It's over. We're washing our hands of it.
Pierre-Richard Prosper, U.S. ambassador-at-large for war crimes issues, on the Bush administration's decision to pull out of a treaty that established the International Criminal Court to try war crimes. Bill Clinton signed the treaty during his last weeks in office, but leading Republicans opposed the idea of giving an international court jurisdiction over U.S. citizens.
Well, those things happen.
Dan Richey, aide to Louisiana Gov. Mike Foster, on the possibility that a few of the organizations in the state that run government-funded abstinence programs "have incorporated the abstinence message with their faith-based message." The ACLU last week sued the state to block the program.

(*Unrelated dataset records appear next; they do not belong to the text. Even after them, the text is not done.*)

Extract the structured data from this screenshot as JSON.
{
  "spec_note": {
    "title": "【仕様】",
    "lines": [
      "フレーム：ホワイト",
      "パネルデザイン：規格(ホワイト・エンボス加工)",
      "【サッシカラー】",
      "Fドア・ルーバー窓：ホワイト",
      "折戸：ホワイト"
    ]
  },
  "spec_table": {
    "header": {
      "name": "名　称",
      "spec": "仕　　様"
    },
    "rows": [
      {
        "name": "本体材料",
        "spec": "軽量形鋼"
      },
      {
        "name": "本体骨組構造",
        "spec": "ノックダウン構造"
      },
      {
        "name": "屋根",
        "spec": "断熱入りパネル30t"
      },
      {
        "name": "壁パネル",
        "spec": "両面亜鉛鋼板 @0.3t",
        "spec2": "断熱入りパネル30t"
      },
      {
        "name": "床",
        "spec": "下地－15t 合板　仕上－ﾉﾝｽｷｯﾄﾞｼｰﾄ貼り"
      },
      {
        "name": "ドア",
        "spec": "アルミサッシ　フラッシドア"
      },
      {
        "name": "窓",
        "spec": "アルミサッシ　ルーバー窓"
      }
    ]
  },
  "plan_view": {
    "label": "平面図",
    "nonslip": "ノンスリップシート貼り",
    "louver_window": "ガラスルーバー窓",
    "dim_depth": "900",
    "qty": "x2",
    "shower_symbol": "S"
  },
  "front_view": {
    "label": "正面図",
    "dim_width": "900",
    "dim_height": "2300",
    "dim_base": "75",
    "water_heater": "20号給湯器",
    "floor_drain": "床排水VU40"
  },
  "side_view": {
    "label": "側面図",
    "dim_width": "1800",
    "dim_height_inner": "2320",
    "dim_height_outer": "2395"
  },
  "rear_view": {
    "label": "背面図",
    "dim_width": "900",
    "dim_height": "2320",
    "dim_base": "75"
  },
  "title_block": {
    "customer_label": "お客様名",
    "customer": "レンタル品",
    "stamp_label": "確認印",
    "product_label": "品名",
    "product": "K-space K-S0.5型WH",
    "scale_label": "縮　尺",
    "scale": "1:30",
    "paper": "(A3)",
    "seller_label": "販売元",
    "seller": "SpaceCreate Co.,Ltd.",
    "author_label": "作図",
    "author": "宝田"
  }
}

We don't know if they'll kiss.
Daniel Kells, general manager of the Commonwealth Shakespeare Company (CSC) in Boston, on two opposing Republican candidates for Massachusetts lieutenant governor, Jim Rappaport and Kerry Healey. Mr. Rappaport was slated to portray King Henry, with Ms. Healey portraying Katherine, his French love interest, in a special CSC production of Shakespeare's Henry V last week.
Since the seniors are very close to voting age or already have reached it, one can only feel alarm.
Education analyst Diane Ravitch, on the results of national tests, which showed that only 11 percent of U.S. high-school seniors are "proficient" or higher in their knowledge of history.